Horrified by the plight of Zohra Shah, the Amir Khan Foundation has launched a major campaign to raise funds to protect innocent children from abuse and torture.

Eight-year-old Zohra was an unpaid domestic worker, who was abused, tortured, and eventually killed by a couple in Rawalpindi, Pakistan. She was brought to hospital earlier this month with extreme injuries, including to her face, hands, torso and legs. She also had wounds on her thighs, which suggested that she might have been sexually assaulted. Zohra died from the injuries she sustained.

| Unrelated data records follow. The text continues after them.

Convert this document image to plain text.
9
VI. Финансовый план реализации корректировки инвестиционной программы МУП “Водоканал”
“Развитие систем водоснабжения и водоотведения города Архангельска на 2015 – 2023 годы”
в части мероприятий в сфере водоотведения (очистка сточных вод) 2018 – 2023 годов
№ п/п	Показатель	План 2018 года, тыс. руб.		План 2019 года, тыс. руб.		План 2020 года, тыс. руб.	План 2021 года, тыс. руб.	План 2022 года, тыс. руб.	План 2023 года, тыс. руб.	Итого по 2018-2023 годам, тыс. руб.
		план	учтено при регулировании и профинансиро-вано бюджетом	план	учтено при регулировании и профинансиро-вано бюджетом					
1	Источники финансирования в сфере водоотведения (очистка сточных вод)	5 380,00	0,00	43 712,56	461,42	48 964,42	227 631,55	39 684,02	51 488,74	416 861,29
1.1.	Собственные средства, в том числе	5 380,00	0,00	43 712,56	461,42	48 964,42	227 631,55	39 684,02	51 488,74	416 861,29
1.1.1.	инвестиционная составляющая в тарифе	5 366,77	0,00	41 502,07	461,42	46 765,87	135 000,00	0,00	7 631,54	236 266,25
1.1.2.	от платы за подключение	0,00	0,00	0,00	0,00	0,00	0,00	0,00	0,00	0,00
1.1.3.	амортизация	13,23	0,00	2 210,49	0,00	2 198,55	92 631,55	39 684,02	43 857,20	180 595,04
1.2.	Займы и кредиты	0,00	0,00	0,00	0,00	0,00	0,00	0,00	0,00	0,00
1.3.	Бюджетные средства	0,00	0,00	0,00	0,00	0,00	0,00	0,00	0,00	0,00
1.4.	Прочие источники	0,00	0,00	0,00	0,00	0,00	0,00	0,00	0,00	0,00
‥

Amir Khan and his wife Faryal Makhdhoom were so distraught over Zohra’s ordeal that they have since been supporting the girl’s family directly, visiting them in Islamabad and pledging to provide her four siblings with the education that their sister was cruelly denied. 

Compelled to ensure no other child suffers the same plight as Zohra, the Amir Khan Foundation launched the ‘Zohra Shah Child Protection Fund’, which will provide a four-pronged approach to combatting child abuse and domestic exploitation.

The fund’s objectives will be to provide support to victims and their families through financial aid and trauma therapy, while bringing perpetrators to justice through public campaigns to highlight individual cases. The fund will also build a network of grassroots organisations to lobby for legislative change, and financially support projects that protect vulnerable children from abuse.

Amir said: “Zohra’s case shocked us to the core. We are now deeply committed to bringing together organisations within and outside Pakistan to find long term solutions that protect our children.”

The foundation will provide updates about the progress of the fund over the coming months.